Doomsday Was Neil Marshall’s First Misfire, but What a Misfire it Was
Do you wish The Last of Us had more medieval knights and Scottish cannibals?
Hailed as the new darling of the low-budget horror thanks to werewolf caper Dog Soldiers and cavernous scarefest The Descent, Neil Marshall was rewarded with a cool $25 million for his third directorial effort, Doomsday. That dwarfed his two previous budgets combined. Unfortunately, the Brit soon learned that — as a wise man once said — mo money, mo problems.
Accustomed to working in confined spaces and with a small pool of actors, Marshall suddenly found himself overseeing countless extras, multinational shoots, and spectacular set pieces inspired by Escape from New York, Mad Max, and seemingly every other post-apocalyptic blockbuster of the 1980s. It’s little wonder the filmmaker appeared overwhelmed by the sheer scale of it all.
The unapologetically derivative Doomsday takes place in 2035, 27 years after a deadly and rage-inducing virus decimated a quarantined Scotland. Having essentially doomed an entire nation via a rebuilt Hadrian’s Wall, England has since become a pariah state, one threatening to fall further into dystopia when the virus suddenly resurfaces.
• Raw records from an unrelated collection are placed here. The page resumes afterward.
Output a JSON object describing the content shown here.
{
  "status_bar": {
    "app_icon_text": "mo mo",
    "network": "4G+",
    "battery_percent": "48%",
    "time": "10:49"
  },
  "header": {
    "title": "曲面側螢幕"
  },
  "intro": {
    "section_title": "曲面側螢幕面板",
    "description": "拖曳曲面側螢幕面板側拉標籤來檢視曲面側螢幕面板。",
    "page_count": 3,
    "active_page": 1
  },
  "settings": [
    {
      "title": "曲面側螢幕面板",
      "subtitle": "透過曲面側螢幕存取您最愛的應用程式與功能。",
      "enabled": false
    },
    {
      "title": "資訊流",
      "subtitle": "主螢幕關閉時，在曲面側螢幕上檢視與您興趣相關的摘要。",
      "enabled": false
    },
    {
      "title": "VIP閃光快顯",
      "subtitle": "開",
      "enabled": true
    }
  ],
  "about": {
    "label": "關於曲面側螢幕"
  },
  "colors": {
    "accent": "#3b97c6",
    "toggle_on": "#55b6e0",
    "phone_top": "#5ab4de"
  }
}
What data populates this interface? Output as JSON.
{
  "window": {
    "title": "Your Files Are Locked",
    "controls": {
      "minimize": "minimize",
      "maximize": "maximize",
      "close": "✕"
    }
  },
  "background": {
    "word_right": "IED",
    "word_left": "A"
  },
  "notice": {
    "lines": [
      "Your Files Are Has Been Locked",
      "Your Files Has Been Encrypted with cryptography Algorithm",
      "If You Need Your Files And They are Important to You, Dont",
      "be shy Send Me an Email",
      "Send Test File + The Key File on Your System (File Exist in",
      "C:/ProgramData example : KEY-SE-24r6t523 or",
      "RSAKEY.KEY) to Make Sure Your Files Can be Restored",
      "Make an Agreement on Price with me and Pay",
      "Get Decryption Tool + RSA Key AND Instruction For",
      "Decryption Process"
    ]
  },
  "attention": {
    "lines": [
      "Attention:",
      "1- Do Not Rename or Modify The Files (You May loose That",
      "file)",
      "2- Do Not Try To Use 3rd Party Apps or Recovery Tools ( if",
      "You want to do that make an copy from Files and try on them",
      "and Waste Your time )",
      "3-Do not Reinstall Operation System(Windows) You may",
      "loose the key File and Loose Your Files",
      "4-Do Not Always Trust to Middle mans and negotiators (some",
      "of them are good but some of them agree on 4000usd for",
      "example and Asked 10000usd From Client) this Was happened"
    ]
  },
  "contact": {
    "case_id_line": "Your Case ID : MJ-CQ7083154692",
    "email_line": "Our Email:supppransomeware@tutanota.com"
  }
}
After learning the country left for dead still has survivors, the British government sends Eden Sinclair (Rhona Mitra), a one-eyed security agent modeled on Kurt Russell’s Snake Plissken, and her nondescript team north of the border to find a potential cure. The Scots are understandably still angry at being ruthlessly abandoned, and although the English come in peace, a mini-civil war ensues. Marshall soon proves he’s retained his penchant for blood and gore with a frenetic first battle in which members of both factions are torn limb from limb in graphic detail. Yet it’s only here where the madness truly begins.
While they were previously renowned for their hospitality, the people of Glasgow are now an army of punk-rock cannibals led by a shirtless, mohawked, homicidal maniac with a pet gimp and a penchant for the can-can. Craig Conway’s Sol is such a cartoonish villain that it’s impossible to see him as much of a threat even when he’s hanging his enemies on meat hooks. And as poor Dr. Talbot (Marshall regular Sean Pertwee) discovers, this primitive community’s ideal form of entertainment is burning Englishmen alive, then tucking into them while dancing along to the most literal of 1980s pop hits (Fine Young Cannibals’ “Good Thing” and Adam and the Ants’ “Dog Eat Dog” feature prominently).
From there, it’s one insane development after another. The Prime Minister (Alexander Siddig) decides to blow his brains out rather than succumb to his fate after accidentally swallowing a rabid protestor’s blood. The surviving Brits are kidnapped by medieval knights and imprisoned in a castle owned by a mad scientist (Malcolm McDowell) before Sinclair is forced to compete in a gladiatorial battle with his chief executioner. And just in case the tone hadn’t shifted enough, there’s a high-speed car chase involving Sol’s arsenal of crazy Frankenstein vehicles and a Bentley Continental GT found deep in the Highlands.
Marshall seemed aware that such outlandish scenes would divide audiences, admitting he wanted to bombard them with so much imagery they’d need a second viewing to take it all in. But it seems unlikely that many who enjoyed the more streamlined joys of his early work flocked back to the cinemas.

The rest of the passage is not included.